The availability of the GAW20 data was announced by email in the fall of 2016 to roughly 3200 individuals on the GAW mailing list, resulting in 81 separate requests for data to participate in the Workshop. The number of GAW20 attendees in March 2017 was 80. Although individuals were allowed to present more analyses at the Workshop than had been described in their submitted papers, each group was still required to report the results of some analyses prior to the meeting to participate. Manuscripts were distributed among participants prior to the Workshop, and participants were assigned to discussion groups to facilitate discussion before and during the Workshop. Manuscripts from the other discussion groups were also available for download from the GAW20 online discussion forum or upon request prior to the Workshop. After the Workshop, 39 individual papers were accepted for publication and constitute this proceedings volume, with 12 papers accepted for publication in BMC Genetics.
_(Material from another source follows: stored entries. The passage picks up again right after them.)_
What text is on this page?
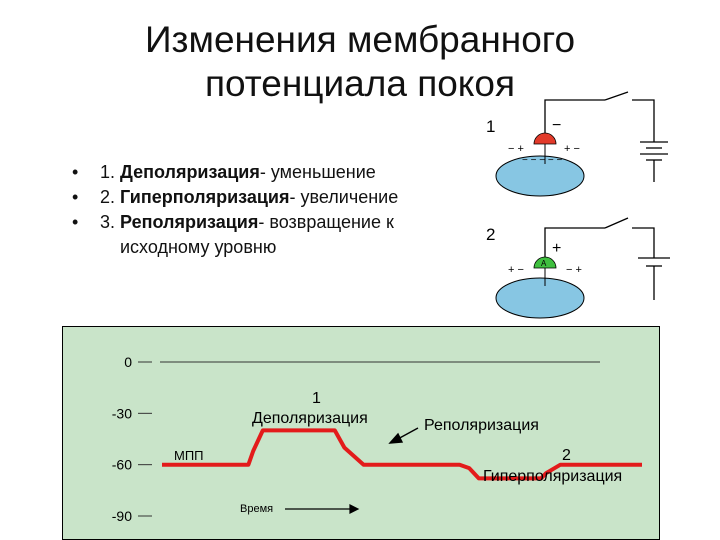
Изменения мембранного
потенциала покоя
• 1. Деполяризация- уменьшение
• 2. Гиперполяризация- увеличение
• 3. Реполяризация- возвращение к
исходному уровню
1	−
− +	+ −
− − − − −
A
2
+
+ −	− +
0
-30
-60
-90
МПП
1
Деполяризация	Реполяризация
2
Гиперполяризация
Время
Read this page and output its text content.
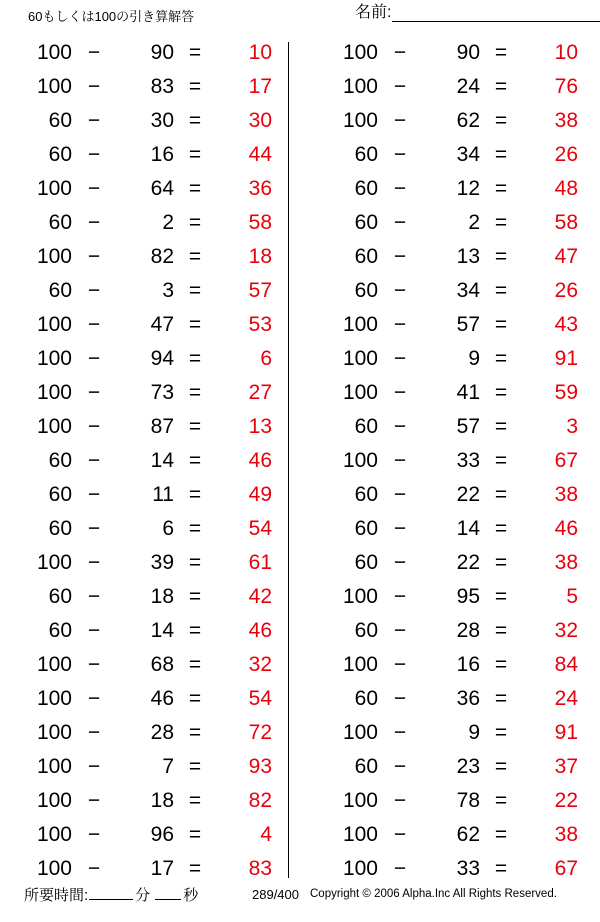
60もしくは100の引き算解答	名前:
100 −	90 =	10
100 −	83 =	17
60 −	30 =	30
60 −	16 =	44
100 −	64 =	36
60 −	2 =	58
100 −	82 =	18
60 −	3 =	57
100 −	47 =	53
100 −	94 =	6
100 −	73 =	27
100 −	87 =	13
60 −	14 =	46
60 −	11 =	49
60 −	6 =	54
100 −	39 =	61
60 −	18 =	42
60 −	14 =	46
100 −	68 =	32
100 −	46 =	54
100 −	28 =	72
100 −	7 =	93
100 −	18 =	82
100 −	96 =	4
100 −	17 =	83
100 −	90 =	10
100 −	24 =	76
100 −	62 =	38
60 −	34 =	26
60 −	12 =	48
60 −	2 =	58
60 −	13 =	47
60 −	34 =	26
100 −	57 =	43
100 −	9 =	91
100 −	41 =	59
60 −	57 =	3
100 −	33 =	67
60 −	22 =	38
60 −	14 =	46
60 −	22 =	38
100 −	95 =	5
60 −	28 =	32
100 −	16 =	84
60 −	36 =	24
100 −	9 =	91
60 −	23 =	37
100 −	78 =	22
100 −	62 =	38
100 −	33 =	67
所要時間:	分 秒	289/400 Copyright © 2006 Alpha.Inc All Rights Reserved.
Participants and contributions were from many countries, with the United States of America, Canada, and Germany providing the largest numbers of contributions. Additional contributing participants were from Australia, China, India, the United Kingdom, the Netherlands, Norway, Poland, Spain and Taiwan. The contributions were subdivided into 7 discussion groups by topic, with 1 group split into 3 subgroups to facilitate more detailed and focused discussions. The themes were Causal Modeling (Group 1), Data Mining and Machine Learning (Group 2), Epigenetics–Complex Models (Group 3a), Epigenetics–Gene Searching (Group 3b), Epigenetics–Longitudinal Analysis (Group 3c), GWAS (Genome-wide Association Studies) (Group 4), Genotype-by-Methylation (Group 5), Repeated Measures (Group 6), and Genetics of Treatment Response (Group 7). The papers in this proceedings volume are presented according to these groupings, with Groups 2 and 3a merged because of the overlapping goals of the papers in these groups. However, group assignment was often not easy and topics in groups may overlap. The contributed papers are preceded by the data description by Aslibekyan et al. [1] and a description of the model used to generate the simulated data by Kraja et al. [2]. Each group was led by a moderator with previous GAW experience. The moderator encouraged and organized the discussion and presentations prior to, during, and after the Workshop. Discussions largely started before the Workshop and continued at the Workshop within group meetings. Each discussion group, directed by the group leader, was also in charge of preparing a presentation of the issues discussed in the group and the conclusions drawn. These presentations were made to all GAW attendees in plenary sessions. There were also 2 poster sessions for presenting individual contributions. The Workshop closed with plenary sessions on lessons learned and planning for future GAWs. After the Workshop, the group leader was typically in charge of editing group manuscripts, as well as writing the summary paper for the group. To avoid possible conflicts of interest, articles to which the group editor contributed were reassigned to other groups for the editing process. Summary papers and individual papers deemed to be of highest impact are published in a supplement to BMC Genetics, and all other individual contributions are found in these proceedings.

Overall, GAW20 uncovered many new challenges and unsolved problems with epigenetic and pharmacogenomics data, although many of these challenges mirror those identified in the analysis of GWAS and whole-genome sequence data. The discussions highlighted the need for methodological development in almost all considered areas.